DIATOMIC has brought together a very promising cohort of firms representing a diverse cross-section of society through its accelerator with Birmingham City Council. But for the good start to continue, there will need to be a strong group of specialists actively developing ideas in future years from across the West Midlands, and who are committed to developing innovation in the areas of environmental and social gain.

In addition, the Inclusive Innovation Network is about gathering best practice and sharing learning across the West Midlands and the UK to broaden the innovation economy. Inclusive innovation can be considered as part of a three-staged approach; considered in the design, delivery and diffusion of innovation activities.

We need to challenge the idea that innovation happens behind locked doors: because to be an innovator, you don’t have to be the next Steve Jobs of Apple and promise to change the world.
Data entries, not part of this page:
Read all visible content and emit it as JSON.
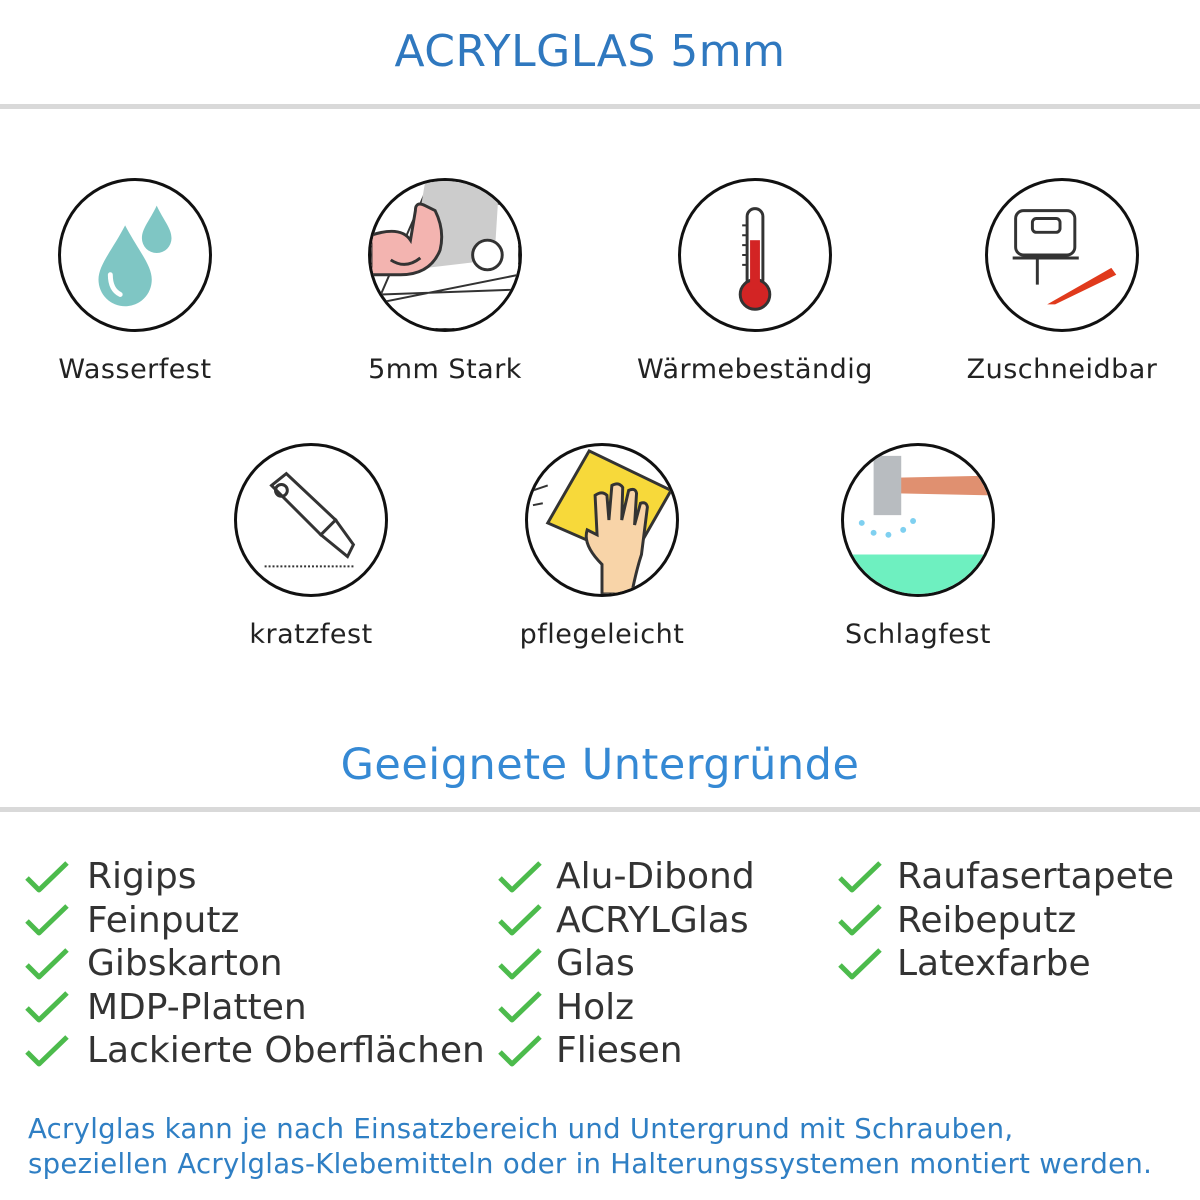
{
  "header": {
    "title": "ACRYLGLAS 5mm"
  },
  "features": [
    {
      "label": "Wasserfest",
      "icon": "water-drops-icon"
    },
    {
      "label": "5mm Stark",
      "icon": "strong-arm-icon"
    },
    {
      "label": "Wärmebeständig",
      "icon": "thermometer-icon"
    },
    {
      "label": "Zuschneidbar",
      "icon": "jigsaw-icon"
    },
    {
      "label": "kratzfest",
      "icon": "cutter-knife-icon"
    },
    {
      "label": "pflegeleicht",
      "icon": "cleaning-sponge-hand-icon"
    },
    {
      "label": "Schlagfest",
      "icon": "hammer-icon"
    }
  ],
  "surfaces": {
    "title": "Geeignete Untergründe",
    "columns": [
      [
        "Rigips",
        "Feinputz",
        "Gibskarton",
        "MDP-Platten",
        "Lackierte Oberflächen"
      ],
      [
        "Alu-Dibond",
        "ACRYLGlas",
        "Glas",
        "Holz",
        "Fliesen"
      ],
      [
        "Raufasertapete",
        "Reibeputz",
        "Latexfarbe"
      ]
    ]
  },
  "footer": {
    "line1": "Acrylglas kann je nach Einsatzbereich und Untergrund mit Schrauben,",
    "line2": "speziellen Acrylglas-Klebemitteln oder in Halterungssystemen montiert werden."
  },
  "colors": {
    "title": "#2f78bf",
    "subtitle": "#3589d4",
    "check": "#4cbb4c",
    "footer": "#2f7fc4"
  }
}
There are many different types of innovation, and not all have to be about disruptive technology. Innovations could be ideas that build on existing processes; making life better for people or work more efficient.

The wider innovation economy must continue to engage with our next generation of innovators to entice the curious. I sometimes ask a group of young people I teach to raise their hand if they consider themselves to be an innovator. Very few of them do. But when I ask who has issues they are passionate about – and great ideas for adding value – many hands go up. ‘Well’, I say to them, ‘you are all innovators’.

Parents and teachers must help to feed the curiosity that children have about the world; and the business community can help to harness that enthusiasm too when they are older.

For me, successful innovation programmes are those that feature great stories that are relevant to different sections of society. But there must also be a plan for such programmes to exist in future years, and an aspiration to share experiences with others: a blueprint of what works, and what doesn’t work so well. From these playbooks, the successes of programmes of inclusive innovation such as DIATOMIC can be repeated elsewhere.

Details of the DIATOMIC programme and innovation in the West Midlands will be covered at the Connected Places Summit in London on 20 and 21 March.

Alex Cole is the chief executive of TIN Ventures, supporting under-represented entrepreneurs, and the founder of Digisheds – a digital skills programme for young people. Alex is also an Entrepreneur in Residence with The Open University, a Fellow of the Royal Society of Arts and Independent Deputy-Chair of the West Midlands Race Equality Taskforce. He is a former smart city co-chair of the Innovation Alliance for the West Midlands, and was a transformation director with CapGemini.

DIATOMIC is part of the The West Midlands Innovation Accelerator, which is delivered in partnership with the Department for Science, Innovation and Technology, Innovate UK and the West Midlands Combined Authority.